Let $R$ be a commutative Noetherian ring, $\mathfrak{a}$ an ideal of $R$, and $M,N$ two finitely generated $R$-modules. Let $t$ be a non-negative integer. It is shown that for any finitely generated $R$-module $L$ with $\mathrm{Supp}(L)\subseteq \mathrm{Supp}(M)$, the following statements hold:

(i) $\mathrm{Supp}({\mathrm{Ext}}_R^t(L;N))\subseteq {\cup }_{i=0}^t\mathrm{Supp}({\mathrm{Ext}}_R^i(M;N))$;

(ii) $\mathrm{Ass}({\mathrm{Ext}}_R^t(L;N))\subseteq \mathrm{Ass}({\mathrm{Ext}}_R^t(M;N))\cup ({\cup }_{i=0}^{t-1}\mathrm{Supp}({\mathrm{Ext}}_R^i(M;N)))$.
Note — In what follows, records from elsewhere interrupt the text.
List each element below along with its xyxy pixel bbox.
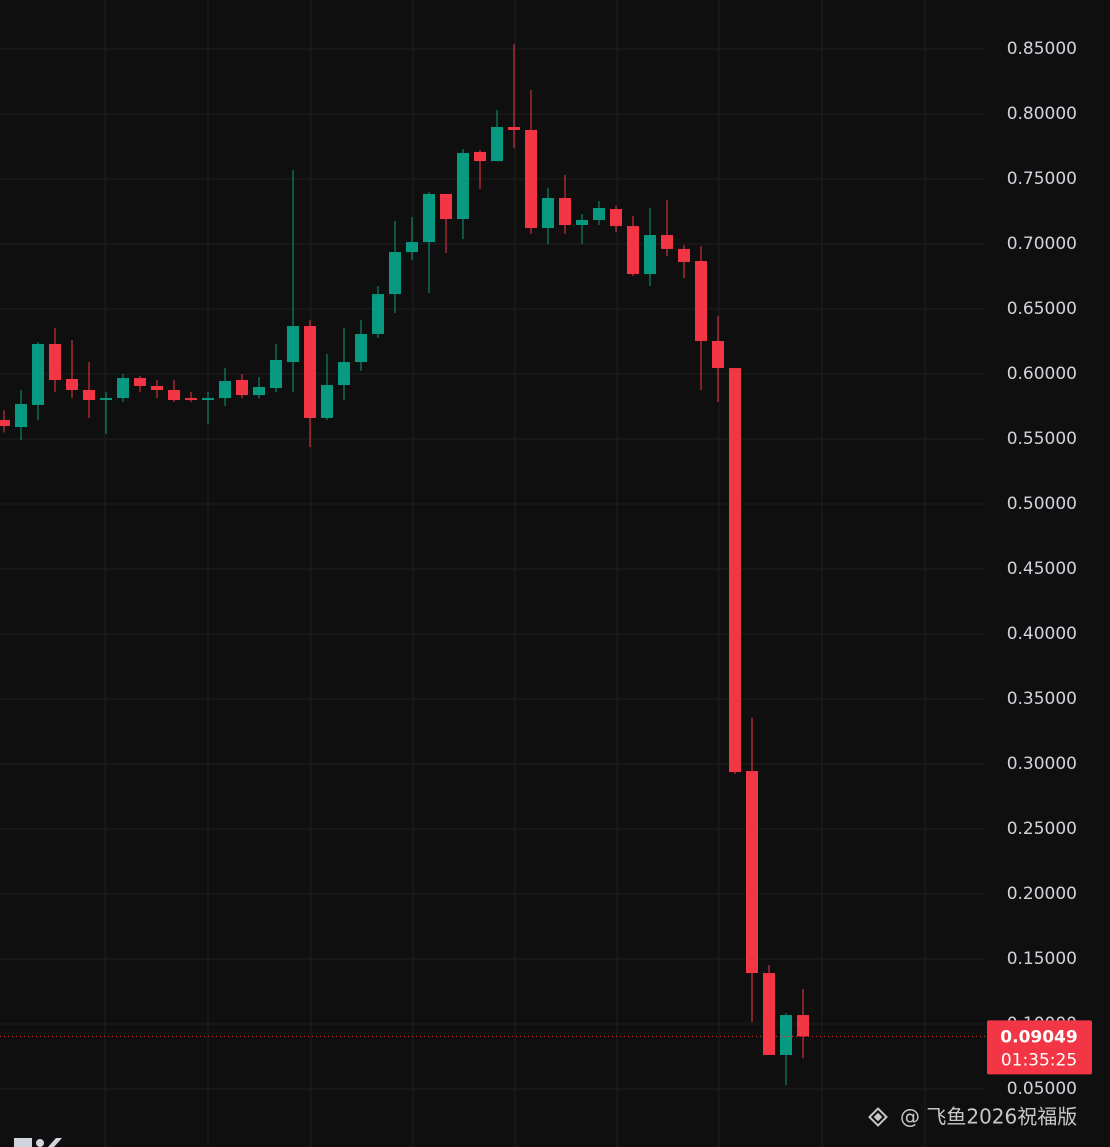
candle-body <box>457 153 469 220</box>
y-tick-label: 0.05000 <box>1007 1079 1077 1099</box>
y-tick-label: 0.30000 <box>1007 754 1077 774</box>
candle-body <box>66 378 78 391</box>
price-tag-countdown: 01:35:25 <box>1001 1050 1077 1070</box>
y-tick-label: 0.15000 <box>1007 949 1077 969</box>
candle-body <box>729 368 741 773</box>
y-tick-label: 0.55000 <box>1007 429 1077 449</box>
logo-part <box>14 1138 32 1147</box>
y-tick-label: 0.85000 <box>1007 39 1077 59</box>
candle-body <box>559 197 571 226</box>
candle-body <box>338 362 350 386</box>
y-tick-label: 0.65000 <box>1007 299 1077 319</box>
candle-body <box>202 398 214 401</box>
y-tick-label: 0.60000 <box>1007 364 1077 384</box>
y-tick-label: 0.45000 <box>1007 559 1077 579</box>
y-tick-label: 0.50000 <box>1007 494 1077 514</box>
y-tick-label: 0.40000 <box>1007 624 1077 644</box>
candle-body <box>83 390 95 401</box>
candle-body <box>474 151 486 162</box>
price-tag-value: 0.09049 <box>1000 1027 1077 1047</box>
candle-body <box>440 193 452 220</box>
candle-body <box>185 398 197 401</box>
candle-body <box>695 261 707 341</box>
candle-body <box>117 378 129 399</box>
candle-body <box>406 242 418 253</box>
watermark: @ 飞鱼2026祝福版 <box>900 1105 1077 1129</box>
tv-logo <box>14 1138 62 1147</box>
candle-body <box>389 252 401 295</box>
y-tick-label: 0.20000 <box>1007 884 1077 904</box>
vertical-grid <box>104 0 926 1147</box>
candle-body <box>134 378 146 386</box>
candle-body <box>304 326 316 418</box>
candle-body <box>508 127 520 131</box>
candle-body <box>253 387 265 396</box>
candle-body <box>542 197 554 229</box>
candle-body <box>763 973 775 1055</box>
logo-part <box>48 1138 62 1147</box>
candle-body <box>270 359 282 389</box>
candle-body <box>151 385 163 391</box>
candle-body <box>780 1015 792 1055</box>
price-tag <box>987 1020 1092 1075</box>
y-tick-label: 0.25000 <box>1007 819 1077 839</box>
candle-body <box>236 379 248 396</box>
candle-body <box>797 1015 809 1037</box>
y-tick-label: 0.75000 <box>1007 169 1077 189</box>
logo-diamond <box>868 1107 888 1127</box>
candle-body <box>168 390 180 401</box>
candle-body <box>0 420 10 427</box>
candle-body <box>525 130 537 229</box>
candle-body <box>32 343 44 405</box>
candle-body <box>593 208 605 220</box>
y-tick-label: 0.70000 <box>1007 234 1077 254</box>
candle-body <box>661 235 673 249</box>
watermark-logo <box>868 1107 888 1127</box>
candle-body <box>355 333 367 363</box>
y-tick-label: 0.80000 <box>1007 104 1077 124</box>
candle-body <box>644 235 656 275</box>
logo-part <box>36 1139 44 1147</box>
candle-body <box>746 771 758 974</box>
candle-body <box>15 404 27 428</box>
candle-body <box>423 193 435 243</box>
candle-body <box>491 127 503 162</box>
candle-body <box>100 398 112 401</box>
candle-body <box>372 294 384 334</box>
candle-body <box>321 385 333 418</box>
y-tick-label: 0.35000 <box>1007 689 1077 709</box>
candle-body <box>678 248 690 262</box>
candle-body <box>610 209 622 227</box>
candle-body <box>712 340 724 369</box>
candle-body <box>627 226 639 275</box>
candle-body <box>219 381 231 399</box>
candle-body <box>576 219 588 226</box>
candle-body <box>287 326 299 363</box>
candle-body <box>49 343 61 380</box>
logo-core <box>873 1112 883 1122</box>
As an immediate consequence, we deduce that if $\mathrm{Supp}(H_{\mathfrak{a}}^i(N))$ or $\mathrm{Supp}(H_{\mathfrak{a}}^i(M;N))$ is finite for all $i<t$, then the set ${\cup }_{n\in \mathbb{N}}\mathrm{Ass}({\mathrm{Ext}}_R^t(M/{\mathfrak{a}}^{n}M,N))$ is finite. In particular, if $\mathrm{grade}(\mathfrak{a},N)⩾t$ then the set  $\mathrm{Ass}({\mathrm{Ext}}_R^t(M/{\mathfrak{a}}^{n}M,N))$ is finite.